L’ouvrage est divisé en trois grandes parties. Les deux premières sont articulées autour de discussions épistémologiques et méthodologiques, qui constituent autant d’étapes dans la construction de l’objet et dans l’élaboration d’une grille d’analyse. Partant du constat de la multiplication des territoires de l’insécurité dans un contexte de mondialisation, l’auteur propose de saisir ces différents phénomènes et leurs évolutions à travers le concept de géopolitique de l’anomie. Ce concept ne fait pas référence à un désordre absolu engendré par de nouvelles formes de conflictualité, au premier rang desquelles le terrorisme jouerait un rôle central. Au contraire, il met en question les effets structurants de ces différents types de violence et leur influence sur les recompositions des territoires réels et imaginaires. Le territoire devient à la fois lieu et enjeu de la lutte.
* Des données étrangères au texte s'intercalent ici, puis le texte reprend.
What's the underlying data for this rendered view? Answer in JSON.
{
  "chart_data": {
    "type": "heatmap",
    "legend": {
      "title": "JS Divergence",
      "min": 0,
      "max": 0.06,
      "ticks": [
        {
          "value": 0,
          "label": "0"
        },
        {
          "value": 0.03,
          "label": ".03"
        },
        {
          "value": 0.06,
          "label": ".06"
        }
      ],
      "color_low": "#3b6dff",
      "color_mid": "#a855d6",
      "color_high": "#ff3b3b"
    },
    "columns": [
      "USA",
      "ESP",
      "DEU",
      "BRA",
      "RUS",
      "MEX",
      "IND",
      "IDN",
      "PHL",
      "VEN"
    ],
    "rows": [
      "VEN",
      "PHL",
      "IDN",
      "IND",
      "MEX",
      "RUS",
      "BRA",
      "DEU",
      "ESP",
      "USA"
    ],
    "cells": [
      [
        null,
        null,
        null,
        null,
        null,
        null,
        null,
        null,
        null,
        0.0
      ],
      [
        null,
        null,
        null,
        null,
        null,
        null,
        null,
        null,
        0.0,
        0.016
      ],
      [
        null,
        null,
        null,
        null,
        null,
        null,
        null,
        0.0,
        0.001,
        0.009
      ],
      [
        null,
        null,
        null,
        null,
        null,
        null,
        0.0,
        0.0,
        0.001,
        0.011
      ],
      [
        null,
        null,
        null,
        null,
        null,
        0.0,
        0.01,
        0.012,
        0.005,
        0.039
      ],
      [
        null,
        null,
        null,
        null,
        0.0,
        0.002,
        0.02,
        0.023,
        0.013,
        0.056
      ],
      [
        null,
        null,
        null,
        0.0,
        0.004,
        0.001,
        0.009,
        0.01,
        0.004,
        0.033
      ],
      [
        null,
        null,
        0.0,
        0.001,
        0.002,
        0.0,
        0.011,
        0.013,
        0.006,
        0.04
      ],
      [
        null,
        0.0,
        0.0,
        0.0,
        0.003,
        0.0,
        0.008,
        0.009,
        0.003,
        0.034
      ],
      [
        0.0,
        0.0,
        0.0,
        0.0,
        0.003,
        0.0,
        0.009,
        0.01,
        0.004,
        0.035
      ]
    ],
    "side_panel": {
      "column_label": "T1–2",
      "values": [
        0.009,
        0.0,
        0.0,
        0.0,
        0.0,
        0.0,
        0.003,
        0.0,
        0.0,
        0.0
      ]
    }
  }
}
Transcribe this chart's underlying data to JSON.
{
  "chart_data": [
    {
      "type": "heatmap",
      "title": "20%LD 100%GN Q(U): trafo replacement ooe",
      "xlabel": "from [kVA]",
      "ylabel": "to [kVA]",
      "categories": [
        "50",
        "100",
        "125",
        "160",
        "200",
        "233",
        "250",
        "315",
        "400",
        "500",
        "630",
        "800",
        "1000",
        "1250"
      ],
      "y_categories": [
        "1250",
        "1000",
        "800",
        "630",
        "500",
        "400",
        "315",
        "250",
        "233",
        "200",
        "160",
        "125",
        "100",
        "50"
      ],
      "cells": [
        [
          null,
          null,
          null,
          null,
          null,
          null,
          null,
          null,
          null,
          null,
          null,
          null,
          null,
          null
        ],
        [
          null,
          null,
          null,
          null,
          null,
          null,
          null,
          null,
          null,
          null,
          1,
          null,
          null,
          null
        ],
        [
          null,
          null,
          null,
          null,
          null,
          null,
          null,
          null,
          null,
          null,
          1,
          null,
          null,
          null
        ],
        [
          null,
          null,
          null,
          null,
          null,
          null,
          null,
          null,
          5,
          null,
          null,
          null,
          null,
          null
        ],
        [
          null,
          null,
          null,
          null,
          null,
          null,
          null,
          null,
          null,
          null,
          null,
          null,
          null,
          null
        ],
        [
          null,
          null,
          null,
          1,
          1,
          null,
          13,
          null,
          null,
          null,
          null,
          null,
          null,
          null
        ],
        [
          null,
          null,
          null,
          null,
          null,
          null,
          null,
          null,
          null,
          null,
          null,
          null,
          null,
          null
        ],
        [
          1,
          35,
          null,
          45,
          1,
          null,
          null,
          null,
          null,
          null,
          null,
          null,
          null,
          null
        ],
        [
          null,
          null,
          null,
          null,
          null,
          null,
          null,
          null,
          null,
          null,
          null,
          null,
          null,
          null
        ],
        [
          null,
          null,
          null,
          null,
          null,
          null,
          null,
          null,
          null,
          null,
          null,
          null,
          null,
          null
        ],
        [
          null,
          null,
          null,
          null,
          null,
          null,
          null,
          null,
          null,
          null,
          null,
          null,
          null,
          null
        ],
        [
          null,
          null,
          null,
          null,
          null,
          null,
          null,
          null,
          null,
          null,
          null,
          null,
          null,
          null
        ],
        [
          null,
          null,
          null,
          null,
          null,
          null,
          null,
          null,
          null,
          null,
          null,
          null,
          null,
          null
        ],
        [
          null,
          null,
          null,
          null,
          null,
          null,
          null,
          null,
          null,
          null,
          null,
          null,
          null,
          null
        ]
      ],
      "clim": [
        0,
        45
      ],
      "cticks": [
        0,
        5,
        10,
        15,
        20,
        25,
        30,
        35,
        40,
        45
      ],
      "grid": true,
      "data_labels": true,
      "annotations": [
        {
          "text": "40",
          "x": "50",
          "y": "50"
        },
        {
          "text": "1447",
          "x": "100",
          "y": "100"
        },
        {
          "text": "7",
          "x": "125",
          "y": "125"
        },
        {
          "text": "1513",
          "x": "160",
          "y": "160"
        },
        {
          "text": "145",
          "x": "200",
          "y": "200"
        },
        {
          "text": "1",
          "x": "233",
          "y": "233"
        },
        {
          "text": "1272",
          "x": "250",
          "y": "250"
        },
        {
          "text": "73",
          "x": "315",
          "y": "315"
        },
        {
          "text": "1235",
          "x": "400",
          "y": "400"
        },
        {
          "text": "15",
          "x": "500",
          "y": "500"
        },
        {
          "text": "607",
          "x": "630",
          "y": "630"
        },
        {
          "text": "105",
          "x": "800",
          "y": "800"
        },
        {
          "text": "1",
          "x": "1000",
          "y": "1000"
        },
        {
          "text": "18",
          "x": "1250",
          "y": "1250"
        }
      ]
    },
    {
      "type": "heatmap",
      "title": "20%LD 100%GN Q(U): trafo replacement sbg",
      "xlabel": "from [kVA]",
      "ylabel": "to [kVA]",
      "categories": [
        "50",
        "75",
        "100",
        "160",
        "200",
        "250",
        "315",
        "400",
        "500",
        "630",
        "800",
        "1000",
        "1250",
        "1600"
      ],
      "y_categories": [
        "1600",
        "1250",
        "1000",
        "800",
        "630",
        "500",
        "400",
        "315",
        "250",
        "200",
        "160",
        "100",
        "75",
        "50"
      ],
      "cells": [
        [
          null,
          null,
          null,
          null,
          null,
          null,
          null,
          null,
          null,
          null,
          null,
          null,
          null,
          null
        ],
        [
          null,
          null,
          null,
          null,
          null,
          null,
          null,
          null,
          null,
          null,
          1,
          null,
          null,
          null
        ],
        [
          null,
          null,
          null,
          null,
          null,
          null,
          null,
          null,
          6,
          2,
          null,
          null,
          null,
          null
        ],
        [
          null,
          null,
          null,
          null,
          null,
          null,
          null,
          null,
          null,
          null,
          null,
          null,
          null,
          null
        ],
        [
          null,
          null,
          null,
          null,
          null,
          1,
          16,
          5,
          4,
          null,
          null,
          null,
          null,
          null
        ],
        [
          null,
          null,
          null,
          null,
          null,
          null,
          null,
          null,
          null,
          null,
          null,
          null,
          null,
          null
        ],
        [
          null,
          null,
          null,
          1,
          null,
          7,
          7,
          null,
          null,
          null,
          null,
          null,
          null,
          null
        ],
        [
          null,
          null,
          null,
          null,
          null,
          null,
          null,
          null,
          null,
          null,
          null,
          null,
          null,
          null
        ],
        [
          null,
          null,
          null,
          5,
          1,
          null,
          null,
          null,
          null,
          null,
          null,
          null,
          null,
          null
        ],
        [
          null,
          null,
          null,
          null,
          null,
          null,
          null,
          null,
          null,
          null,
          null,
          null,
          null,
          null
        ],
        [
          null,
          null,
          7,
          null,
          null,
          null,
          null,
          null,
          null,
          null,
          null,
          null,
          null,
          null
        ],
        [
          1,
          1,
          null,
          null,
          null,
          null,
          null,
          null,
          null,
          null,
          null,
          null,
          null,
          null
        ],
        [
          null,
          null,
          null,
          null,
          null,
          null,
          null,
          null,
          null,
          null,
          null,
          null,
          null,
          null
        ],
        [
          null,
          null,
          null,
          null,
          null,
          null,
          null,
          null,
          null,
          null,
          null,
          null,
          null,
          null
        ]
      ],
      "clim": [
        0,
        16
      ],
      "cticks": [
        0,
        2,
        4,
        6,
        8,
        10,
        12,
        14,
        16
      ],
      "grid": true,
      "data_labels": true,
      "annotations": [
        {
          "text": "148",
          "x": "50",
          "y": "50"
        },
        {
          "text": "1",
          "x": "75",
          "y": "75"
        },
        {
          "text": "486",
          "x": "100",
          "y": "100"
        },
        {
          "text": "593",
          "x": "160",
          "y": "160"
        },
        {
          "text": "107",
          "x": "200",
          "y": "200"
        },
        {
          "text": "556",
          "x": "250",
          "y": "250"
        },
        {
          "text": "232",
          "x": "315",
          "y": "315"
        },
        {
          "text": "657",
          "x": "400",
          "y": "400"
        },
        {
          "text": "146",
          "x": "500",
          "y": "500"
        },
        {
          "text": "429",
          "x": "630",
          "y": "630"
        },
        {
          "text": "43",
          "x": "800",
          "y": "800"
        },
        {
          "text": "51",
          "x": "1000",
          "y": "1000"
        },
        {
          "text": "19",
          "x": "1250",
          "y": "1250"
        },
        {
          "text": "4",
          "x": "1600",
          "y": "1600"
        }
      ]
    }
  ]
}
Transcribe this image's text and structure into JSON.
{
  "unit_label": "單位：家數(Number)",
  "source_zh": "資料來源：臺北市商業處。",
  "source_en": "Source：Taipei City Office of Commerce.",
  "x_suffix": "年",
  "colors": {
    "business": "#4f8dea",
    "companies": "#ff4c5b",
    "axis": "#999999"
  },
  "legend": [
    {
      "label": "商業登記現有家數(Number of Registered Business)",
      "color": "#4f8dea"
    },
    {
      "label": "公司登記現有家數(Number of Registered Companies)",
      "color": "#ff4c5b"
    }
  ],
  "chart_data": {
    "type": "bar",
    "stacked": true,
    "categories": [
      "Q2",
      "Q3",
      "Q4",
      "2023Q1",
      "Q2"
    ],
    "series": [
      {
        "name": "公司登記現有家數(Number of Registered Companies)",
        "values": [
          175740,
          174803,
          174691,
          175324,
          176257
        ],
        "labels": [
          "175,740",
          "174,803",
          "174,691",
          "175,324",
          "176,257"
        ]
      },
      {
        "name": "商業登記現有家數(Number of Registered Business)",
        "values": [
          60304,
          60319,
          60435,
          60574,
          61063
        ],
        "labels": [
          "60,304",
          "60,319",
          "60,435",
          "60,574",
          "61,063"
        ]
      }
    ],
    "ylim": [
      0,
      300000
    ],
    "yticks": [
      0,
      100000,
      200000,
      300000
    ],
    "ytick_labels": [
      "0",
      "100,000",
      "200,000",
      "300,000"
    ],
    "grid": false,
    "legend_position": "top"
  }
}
L’auteur revendique une approche structuraliste, qu’il définit comme la seule à même de saisir dans le temps et dans l’espace les invariants du terrorisme. Il postule ainsi que le terrorisme relève autant des représentations dont les auteurs individuels et collectifs sont porteurs que de la dynamique de groupe et des moyens logistiques dont dispose l’organisation. L’auteur intègre ainsi plusieurs niveaux d’analyse et plaide pour une meilleure intégration des approches en termes de réseaux et de territoires. Dans cette perspective, le terrorisme est considéré comme un processus, qui contraint le politique et amène à sa transformation.

La troisième partie se veut plus empirique. Elle se concentre sur deux études de cas qui ont fait l’objet de multiples publications : Al-Qaeda et les Forces armées révolutionnaires colombiennes (FARC). Dans le premier cas, l’auteur remet en question, à partir des postulats théoriques détaillés dans les deux premiers chapitres, les analyses qui font d’Al-Qaeda une organisation déterritorialisée. Il montre le rôle du territoire aussi bien dans le projet doctrinal que dans les stratégies mises en place par l’organisation. Son analyse de l’évolution des FARC est plus succincte, mais elle invite là encore à réévaluer l’importance du territoire dans l’évolution des stratégies d’un groupe qui s’est criminalisé au fil du temps.

Concis et précis, cet ouvrage amène une réflexion qui, bien qu’elle ne soit pas entièrement nouvelle, jette un regard stimulant et invite à un renouvellement des questionnements sur un objet hautement contesté. Ce faisant, il s’avère être un outil très utile pour les spécialistes du terrorisme, quelle que soit leur discipline d’appartenance, et ce, même si l’abondante documentation anglo-saxonne est par trop absente des discussions théoriques dans lesquelles l’auteur s’engage. En revanche, les débats épistémologiques le rendent d’un accès peu aisé pour des étudiants des premiers cycles ; c’est pourtant là une des vocations premières de la collection dans laquelle cet ouvrage a été publié.